Open utterances-bot opened 3 months ago

utterances-bot commented 3 months ago

Programmatically Download Latest Release from GitHub Repo | josh-ops

Programmatically download the latest release from a GitHub Repo without having to hardcode the version or use separate API calls

https://josh-ops.com/posts/github-download-latest-release/

bkozell commented 3 months ago

Interesting statement regarding version numbers, but not accurate. You can still use a single one-line wget statement to perform the download, and wget will traverse the page and do it's magic. You need to alter a few parameters. I'm a tech & regularly need to download many updates from various sites, many of which come from github. Only caveat is my script that once worked for every project up until about a year ago doesn't work for a majority of github pages today. I'm still trying to resolve this.

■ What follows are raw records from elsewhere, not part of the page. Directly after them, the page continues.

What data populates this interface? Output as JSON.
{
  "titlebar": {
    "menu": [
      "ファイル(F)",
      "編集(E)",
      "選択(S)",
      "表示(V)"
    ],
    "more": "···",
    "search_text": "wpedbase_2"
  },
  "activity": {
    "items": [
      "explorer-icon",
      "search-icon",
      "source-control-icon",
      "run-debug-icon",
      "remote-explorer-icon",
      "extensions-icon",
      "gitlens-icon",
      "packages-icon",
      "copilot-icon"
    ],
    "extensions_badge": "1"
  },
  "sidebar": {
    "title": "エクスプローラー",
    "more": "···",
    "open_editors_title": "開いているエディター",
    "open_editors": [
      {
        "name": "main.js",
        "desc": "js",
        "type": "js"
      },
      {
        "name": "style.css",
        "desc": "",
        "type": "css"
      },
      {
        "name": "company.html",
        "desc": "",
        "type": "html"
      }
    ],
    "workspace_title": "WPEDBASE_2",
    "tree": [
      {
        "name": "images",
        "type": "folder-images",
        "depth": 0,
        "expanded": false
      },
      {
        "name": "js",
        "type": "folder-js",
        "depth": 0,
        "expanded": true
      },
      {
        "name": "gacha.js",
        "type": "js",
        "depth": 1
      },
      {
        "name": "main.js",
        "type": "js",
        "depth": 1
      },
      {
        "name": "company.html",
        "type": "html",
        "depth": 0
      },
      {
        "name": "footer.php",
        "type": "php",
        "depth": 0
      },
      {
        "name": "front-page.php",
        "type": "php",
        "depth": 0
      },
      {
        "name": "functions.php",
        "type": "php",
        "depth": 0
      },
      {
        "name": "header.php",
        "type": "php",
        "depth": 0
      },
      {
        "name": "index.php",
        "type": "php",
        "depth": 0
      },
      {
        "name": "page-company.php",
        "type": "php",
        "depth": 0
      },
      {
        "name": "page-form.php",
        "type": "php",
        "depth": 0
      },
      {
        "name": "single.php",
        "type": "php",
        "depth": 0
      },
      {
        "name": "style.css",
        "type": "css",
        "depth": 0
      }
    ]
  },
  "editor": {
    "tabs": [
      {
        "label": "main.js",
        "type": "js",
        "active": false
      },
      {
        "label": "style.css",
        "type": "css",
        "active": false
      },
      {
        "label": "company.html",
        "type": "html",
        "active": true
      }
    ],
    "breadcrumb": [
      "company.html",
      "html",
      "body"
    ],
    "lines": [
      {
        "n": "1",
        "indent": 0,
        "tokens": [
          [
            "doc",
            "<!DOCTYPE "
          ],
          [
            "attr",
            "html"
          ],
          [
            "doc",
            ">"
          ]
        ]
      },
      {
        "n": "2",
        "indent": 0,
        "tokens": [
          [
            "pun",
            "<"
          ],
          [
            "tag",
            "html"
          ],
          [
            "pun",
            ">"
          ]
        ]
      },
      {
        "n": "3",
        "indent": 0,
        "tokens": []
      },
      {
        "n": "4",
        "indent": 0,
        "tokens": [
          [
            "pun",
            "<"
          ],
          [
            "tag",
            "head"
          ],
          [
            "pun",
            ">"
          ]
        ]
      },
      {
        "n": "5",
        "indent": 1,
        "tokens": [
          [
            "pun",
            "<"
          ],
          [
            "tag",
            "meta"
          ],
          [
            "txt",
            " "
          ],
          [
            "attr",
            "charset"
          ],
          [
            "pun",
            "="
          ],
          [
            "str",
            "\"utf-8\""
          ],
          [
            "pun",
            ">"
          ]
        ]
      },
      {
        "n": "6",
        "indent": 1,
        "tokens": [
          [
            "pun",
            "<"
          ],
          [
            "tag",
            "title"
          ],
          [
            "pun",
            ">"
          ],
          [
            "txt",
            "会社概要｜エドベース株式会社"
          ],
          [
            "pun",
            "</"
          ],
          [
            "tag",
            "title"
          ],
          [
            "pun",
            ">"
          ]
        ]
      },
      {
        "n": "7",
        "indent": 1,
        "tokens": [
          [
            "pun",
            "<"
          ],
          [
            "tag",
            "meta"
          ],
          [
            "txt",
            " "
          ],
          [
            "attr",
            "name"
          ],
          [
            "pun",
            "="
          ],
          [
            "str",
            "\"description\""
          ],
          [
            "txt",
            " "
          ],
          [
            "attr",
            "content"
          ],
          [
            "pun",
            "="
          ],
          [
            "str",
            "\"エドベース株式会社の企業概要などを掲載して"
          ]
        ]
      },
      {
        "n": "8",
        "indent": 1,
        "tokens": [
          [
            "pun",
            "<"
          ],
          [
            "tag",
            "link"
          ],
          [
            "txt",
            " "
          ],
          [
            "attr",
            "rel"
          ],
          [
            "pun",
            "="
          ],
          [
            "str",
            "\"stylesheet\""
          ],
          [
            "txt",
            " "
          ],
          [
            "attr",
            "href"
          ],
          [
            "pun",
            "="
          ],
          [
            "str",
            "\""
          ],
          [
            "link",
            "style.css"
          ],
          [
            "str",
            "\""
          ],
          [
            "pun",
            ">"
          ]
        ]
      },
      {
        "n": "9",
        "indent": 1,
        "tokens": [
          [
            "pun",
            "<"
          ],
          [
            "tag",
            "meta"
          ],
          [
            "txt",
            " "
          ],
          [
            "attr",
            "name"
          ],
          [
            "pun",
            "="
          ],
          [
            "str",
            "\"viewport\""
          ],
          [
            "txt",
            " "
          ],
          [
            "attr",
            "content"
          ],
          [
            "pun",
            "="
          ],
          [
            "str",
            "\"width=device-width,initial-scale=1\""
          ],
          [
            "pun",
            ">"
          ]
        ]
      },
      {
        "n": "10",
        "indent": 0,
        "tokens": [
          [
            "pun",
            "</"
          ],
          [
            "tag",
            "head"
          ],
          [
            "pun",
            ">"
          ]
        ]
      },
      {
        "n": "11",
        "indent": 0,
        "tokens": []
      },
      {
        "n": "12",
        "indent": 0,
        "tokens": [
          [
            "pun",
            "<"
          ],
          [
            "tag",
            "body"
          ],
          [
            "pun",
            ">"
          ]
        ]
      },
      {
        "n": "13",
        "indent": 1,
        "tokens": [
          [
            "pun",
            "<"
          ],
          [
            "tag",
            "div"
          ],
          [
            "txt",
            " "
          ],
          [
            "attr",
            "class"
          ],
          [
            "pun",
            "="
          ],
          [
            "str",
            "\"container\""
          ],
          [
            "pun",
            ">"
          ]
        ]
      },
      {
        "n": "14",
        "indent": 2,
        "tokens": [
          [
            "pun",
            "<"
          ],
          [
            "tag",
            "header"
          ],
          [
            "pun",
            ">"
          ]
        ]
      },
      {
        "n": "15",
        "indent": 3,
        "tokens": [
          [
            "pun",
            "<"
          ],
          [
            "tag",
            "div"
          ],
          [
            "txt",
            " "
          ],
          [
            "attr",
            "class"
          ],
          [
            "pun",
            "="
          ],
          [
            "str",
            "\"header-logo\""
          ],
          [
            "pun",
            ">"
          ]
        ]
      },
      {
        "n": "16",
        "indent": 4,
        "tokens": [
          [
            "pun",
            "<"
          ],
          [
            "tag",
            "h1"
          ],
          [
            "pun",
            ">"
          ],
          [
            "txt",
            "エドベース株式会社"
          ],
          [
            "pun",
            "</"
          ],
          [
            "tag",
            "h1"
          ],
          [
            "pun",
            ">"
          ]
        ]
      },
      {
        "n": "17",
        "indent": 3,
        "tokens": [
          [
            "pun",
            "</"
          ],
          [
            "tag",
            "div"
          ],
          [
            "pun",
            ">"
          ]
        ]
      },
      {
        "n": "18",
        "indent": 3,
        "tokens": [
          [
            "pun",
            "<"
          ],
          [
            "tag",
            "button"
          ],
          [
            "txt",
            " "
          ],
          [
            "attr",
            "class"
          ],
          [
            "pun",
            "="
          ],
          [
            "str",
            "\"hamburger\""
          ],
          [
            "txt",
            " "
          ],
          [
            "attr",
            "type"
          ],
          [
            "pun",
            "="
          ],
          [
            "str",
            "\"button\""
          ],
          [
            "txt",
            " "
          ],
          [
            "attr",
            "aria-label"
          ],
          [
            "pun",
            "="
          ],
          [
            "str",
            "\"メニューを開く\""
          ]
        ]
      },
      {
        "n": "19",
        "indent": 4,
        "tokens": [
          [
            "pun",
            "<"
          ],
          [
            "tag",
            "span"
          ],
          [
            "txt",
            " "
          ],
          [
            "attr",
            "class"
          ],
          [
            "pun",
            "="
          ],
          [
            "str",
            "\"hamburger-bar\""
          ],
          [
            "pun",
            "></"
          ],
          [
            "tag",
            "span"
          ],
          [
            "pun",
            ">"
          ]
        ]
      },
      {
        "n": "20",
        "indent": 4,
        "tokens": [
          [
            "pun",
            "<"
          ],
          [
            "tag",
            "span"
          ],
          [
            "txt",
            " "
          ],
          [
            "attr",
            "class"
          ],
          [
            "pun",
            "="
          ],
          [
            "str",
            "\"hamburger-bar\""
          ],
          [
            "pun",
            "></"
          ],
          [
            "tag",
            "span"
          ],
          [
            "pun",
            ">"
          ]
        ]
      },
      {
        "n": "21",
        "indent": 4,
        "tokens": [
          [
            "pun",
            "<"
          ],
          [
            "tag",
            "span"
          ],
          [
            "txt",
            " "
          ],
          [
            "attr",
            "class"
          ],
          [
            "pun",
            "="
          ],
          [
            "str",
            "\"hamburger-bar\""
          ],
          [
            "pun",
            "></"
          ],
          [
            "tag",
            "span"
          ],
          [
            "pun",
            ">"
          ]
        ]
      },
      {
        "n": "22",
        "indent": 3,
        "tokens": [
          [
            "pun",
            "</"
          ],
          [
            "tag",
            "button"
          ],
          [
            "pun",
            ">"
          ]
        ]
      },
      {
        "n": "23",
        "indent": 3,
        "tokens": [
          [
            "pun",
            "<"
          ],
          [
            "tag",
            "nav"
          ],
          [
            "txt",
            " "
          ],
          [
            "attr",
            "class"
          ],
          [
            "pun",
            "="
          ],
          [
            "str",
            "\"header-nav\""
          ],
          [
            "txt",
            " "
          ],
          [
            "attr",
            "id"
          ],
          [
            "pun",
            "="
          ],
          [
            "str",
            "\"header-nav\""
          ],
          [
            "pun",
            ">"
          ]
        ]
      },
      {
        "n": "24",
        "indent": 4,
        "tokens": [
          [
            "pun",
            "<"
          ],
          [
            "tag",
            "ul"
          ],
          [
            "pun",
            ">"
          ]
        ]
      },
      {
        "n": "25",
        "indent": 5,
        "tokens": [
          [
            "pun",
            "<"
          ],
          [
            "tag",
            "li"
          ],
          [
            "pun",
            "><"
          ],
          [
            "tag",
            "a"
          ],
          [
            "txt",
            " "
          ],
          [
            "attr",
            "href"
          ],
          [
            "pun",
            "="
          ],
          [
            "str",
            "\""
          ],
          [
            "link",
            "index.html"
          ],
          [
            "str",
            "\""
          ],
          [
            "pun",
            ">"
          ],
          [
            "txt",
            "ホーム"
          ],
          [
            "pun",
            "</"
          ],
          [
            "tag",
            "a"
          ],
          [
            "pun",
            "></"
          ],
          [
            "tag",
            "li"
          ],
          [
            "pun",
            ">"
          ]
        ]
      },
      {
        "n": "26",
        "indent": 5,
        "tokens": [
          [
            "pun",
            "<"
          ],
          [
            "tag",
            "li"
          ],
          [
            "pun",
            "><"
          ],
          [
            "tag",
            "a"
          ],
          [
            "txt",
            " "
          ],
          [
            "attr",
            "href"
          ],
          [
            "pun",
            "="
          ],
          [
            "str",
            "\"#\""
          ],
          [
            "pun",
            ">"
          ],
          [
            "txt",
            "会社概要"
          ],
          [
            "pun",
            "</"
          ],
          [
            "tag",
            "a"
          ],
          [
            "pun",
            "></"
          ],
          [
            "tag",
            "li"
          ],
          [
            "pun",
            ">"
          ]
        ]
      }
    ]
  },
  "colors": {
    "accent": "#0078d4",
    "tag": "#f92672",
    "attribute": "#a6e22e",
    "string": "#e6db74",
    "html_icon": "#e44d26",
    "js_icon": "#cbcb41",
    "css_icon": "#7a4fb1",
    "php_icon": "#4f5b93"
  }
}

To prove my point regarding not having to worry about version numbers, feel free to try this example (it's one of the rare few updates from github my script still works with):

wget.exe -a C:\Apps\Log.txt -r --accept=zip -np --content-disposition -erobots=off -nd "https://github.com/xmrig/xmrig/releases" --no-if-modified-since --trust-server-names -P "C:\Apps"

Your example above would have the following command:

wget.exe -a C:\Apps-Test\Log.txt -r --accept=gz -np --content-disposition -erobots=off -nd "https://github.com/aquasecurity/tfsec/releases/latest" --no-if-modified-since --trust-server-names -P "C:\Apps-Test"

But, alas, it doesn't work due to wget not properly translating something on the web page. If you inspect the log that is created, the files are downloaded as .tmp files, but never saved properly as the first example I supplied.

This is frustrating as wget has the tools built into it to do the task without any additional coding. Would love to be able to download from github reliably using wget again.

bkozell commented 3 months ago

I made an error for your example. If you drop the "/latest" part from the URL, one file of the bunch will download & it will contain the version number, too. Why the other .gz files aren't picked up is a mystery to me. This isn't rocket science - I've been able to tailor my large script to almost any web site to download the updated files I need without spending hours doing it manually. Github has proven to be a huge pain in the rear end.